Author: Guillermo Tellez Major: Poultry Science
Hello, my name is Guillermo Tellez and I am a Poultry Science major. Over the course of the spring and fall semester of 2018, I have been working in Dr. Sami Dridi molecular biology lab to establish a correlation between the effects of heat stress and autophagy in the intestines of chickens. Autophagy is the process by which the body breaks down old or mis-folded proteins, fats, and other macromolecules into their building blocks to be reused. It’s a kind of recycling process that allows the body to be more efficient with the resources it has at its disposal. I have shown in a previous project that heat stress has a negative effect on the tight junctions holding the intestinal epithelial together and allows content from the lumen to spill over into the bloodstream which can cause a variety of problems including septic shock which can lead to death. In this project, I wanted to observe if chickens increase the amount of autophagy in their intestine to mitigate the effects of heat stress.
In order to try to establish a correlation, I have used real time qPCR and western blot data to measure gene and protein expression. Working with both techniques has its challenges. Both techniques are very sensitive and require a lot of patience. During the RNA extraction phase for my PCR data, my RNA pellet became contaminated with genomic DNA (gDNA) and it took months to remove enough gDNA to get accurate results. Western blots are often joked to require a bit of voodoo magic and many scientists have their rituals when conducting them. A professor of mine always has a cup of coffee while staring at the machine from behind a window as it takes pictures of his blots for good luck. From the start they are hard. I struggled with smeared blots for a long time and everyone in my lab was baffled until an outside scientist enlightened me by telling me I had to remove the mucin from my proteins samples as the gut contains very high levels for protection from pathogens. Once this issue had been resolved and I had my blots, the next problem was with antibodies. Since chickens are not a popularly studied animal, it is hard to find antibodies that bind specifically to chicken antigens and so for the most part, we must hope that an antibody will cross react with the specific antigen of a protein we are interested in. After a couple months, in which I performed my own preparation ritual, I had collected all the pictures of my blots I needed.

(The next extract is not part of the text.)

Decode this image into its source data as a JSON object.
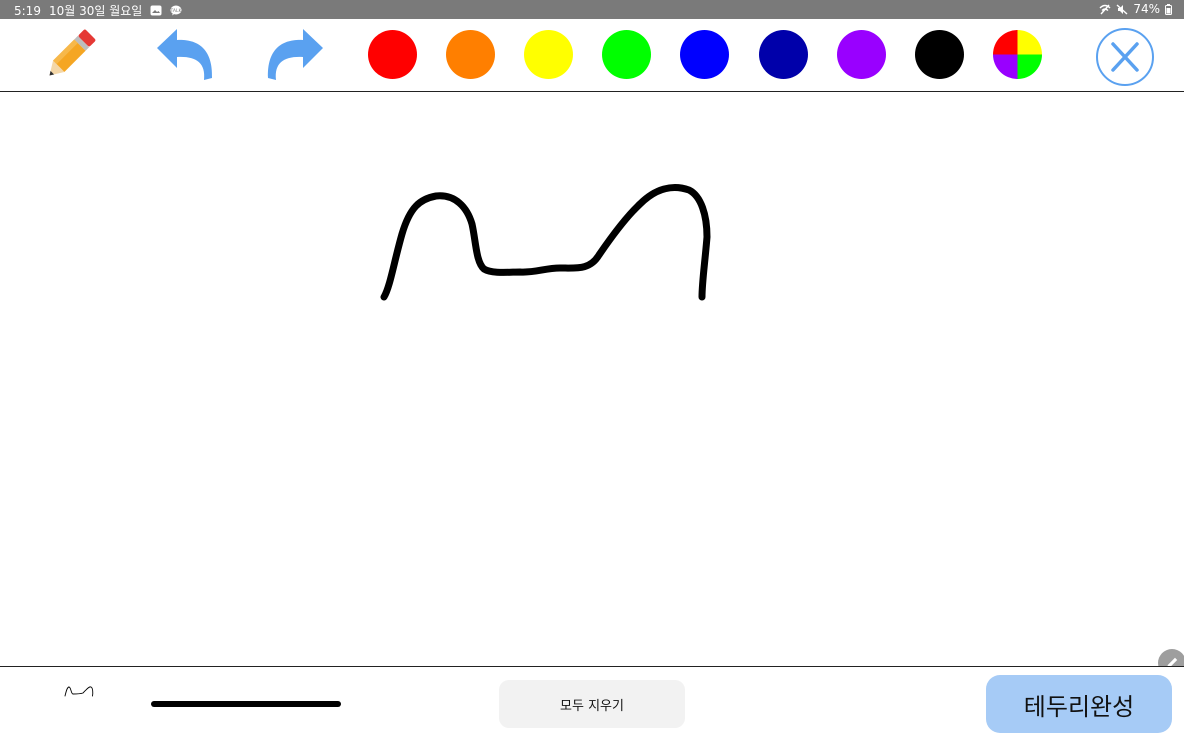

After I analyzed my data and having discussed them with my advisor and my lab technician at a weekly lab meeting, I have concluded that, under my defined parameters, there is no difference in the amount of Autophagy-related protein (ATG) 3, ATG 7, ATG 16L1, Beclin-1, AMPK, mTOR, LC3A, or LC3B gene expression in heat stressed chickens when compared to chickens kept under thermal neutral, or normal temperature, conditions. Heat stress also has no effect on the protein expression of heat stressed chickens for ATG 7, ATG 5, Beclin-1, ATG 16L1, LAMP-2, phosphorylated mTOR, phosphorylated AMPK, AMPK, mTOR or ULK1 in the presence of heat stress. Though my hypothesis was disproven, I am happy with my work. Though there were days I was so frustrated with my project I wanted to give up, I pushed through. This being my second project, I have come to realize that in science “it is what it is,” but that I love research for the same reason I am training to run a marathon. I like the struggle. It forces me to push myself and grow as a person.
I have decided to pursue a career in research. I believe that it will be a great outlet for my curiosity and love the ability to travel that comes with presenting your research. I also like being able to have discussions and arguments with brilliant minds about topics that I care about. In order to pursue this career, I am applying for the Rhodes and Gates Cambridge scholarships to conduct a master program in England where I could conduct research with some of the smartest people in the world. Until then, I have applied to the DAAD RISE to conduct another research project over the summer in Germany to improve the CRISPER/CAS9 gene editing system by taking epigenetics into consideration.